Entre os principais objetivos da terapia familiar estão:

• promover o autoconhecimento em nível individual e familiar;
• compreender a importância do diálogo e do respeito ao outro;
• reconhecer os padrões que geram os comportamentos;
• melhorar a comunicação e as relações entre os membros da família;
• compreender o papel de cada indivíduo no bom funcionamento da dinâmica familiar;
• aumentar a responsabilidade pessoal;
• favorecer mudanças construtivas de forma a harmonizar o ambiente familiar.

Como todo tratamento terapêutico, a terapia familiar também possui diversas escolas e técnicas que podem direcionar a ação do terapeuta. A mais comum é a escola sistêmica, seguida pelas escolas transgeracional, estrutural e estratégica.
A escola sistêmica vê as relações familiares como um sistema de interações no qual a família é tida como mais do que a soma de suas partes e os problemas são consequências de falhas nessas interações e não erros individuais.
A escola transgeracional busca no passado os padrões repetitivos e disfuncionais que provocam as relações conflituosas no presente. Assim, há um foco grande na estrutura de toda a família e na compreensão de como cada relação se dá nesse contexto.
A escola estrutural busca alterar as posições de cada elemento da família de modo a promover reflexões e mudanças na experiência diária. Já a escola estratégica tem uma abordagem mais prática e mais limitada a um problema específico na dinâmica familiar, buscando identificar os padrões de interação que provocam esse conflito.
As sessões costumam durar em média 50 a 60 minutos e ocorrerem mensalmente. No entanto, isso varia de acordo com a avaliação do terapeuta e da família.
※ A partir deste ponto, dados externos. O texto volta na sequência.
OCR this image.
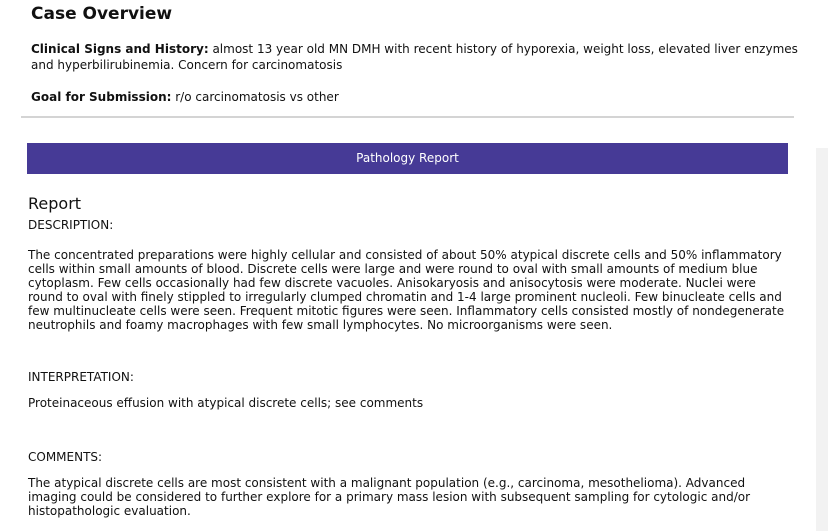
Case Overview

Clinical Signs and History: almost 13 year old MN DMH with recent history of hyporexia, weight loss, elevated liver enzymes and hyperbilirubinemia. Concern for carcinomatosis

Goal for Submission: r/o carcinomatosis vs other

Pathology Report
Report

DESCRIPTION:

The concentrated preparations were highly cellular and consisted of about 50% atypical discrete cells and 50% inflammatory cells within small amounts of blood. Discrete cells were large and were round to oval with small amounts of medium blue cytoplasm. Few cells occasionally had few discrete vacuoles. Anisokaryosis and anisocytosis were moderate. Nuclei were round to oval with finely stippled to irregularly clumped chromatin and 1-4 large prominent nucleoli. Few binucleate cells and few multinucleate cells were seen. Frequent mitotic figures were seen. Inflammatory cells consisted mostly of nondegenerate neutrophils and foamy macrophages with few small lymphocytes. No microorganisms were seen.

INTERPRETATION:

Proteinaceous effusion with atypical discrete cells; see comments

COMMENTS:

The atypical discrete cells are most consistent with a malignant population (e.g., carcinoma, mesothelioma). Advanced imaging could be considered to further explore for a primary mass lesion with subsequent sampling for cytologic and/or histopathologic evaluation.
Todos os membros convidados para a sessão se dispõem em cadeiras, organizadas na forma de um círculo, em um ambiente confortável e iluminado. A decoração do ambiente tende a ser lúdica e conter brinquedos para que as crianças se sintam mais confortáveis.
Ao final da sessão é comum que a família receba tarefas a serem realizadas em casa até a próxima consulta. No início da sessão seguinte, cada membro é convidado a resumir os avanços da terapia até o momento e quais as mudanças já obtidas.
Caso a família ou algum membro específico não tenha interesse em iniciar completamente o processo de terapia, pode-se buscar soluções mais práticas e simples e que muitas vezes são suficientes para resolver o problema.
Uma dessas possibilidades é buscar orientação psicológica, que pode ser feita presencialmente ou online, através de profissionais de qualidade, em sessões mais objetivas, que respondem a dúvidas e aconselham a família sobre sua necessidade imediata.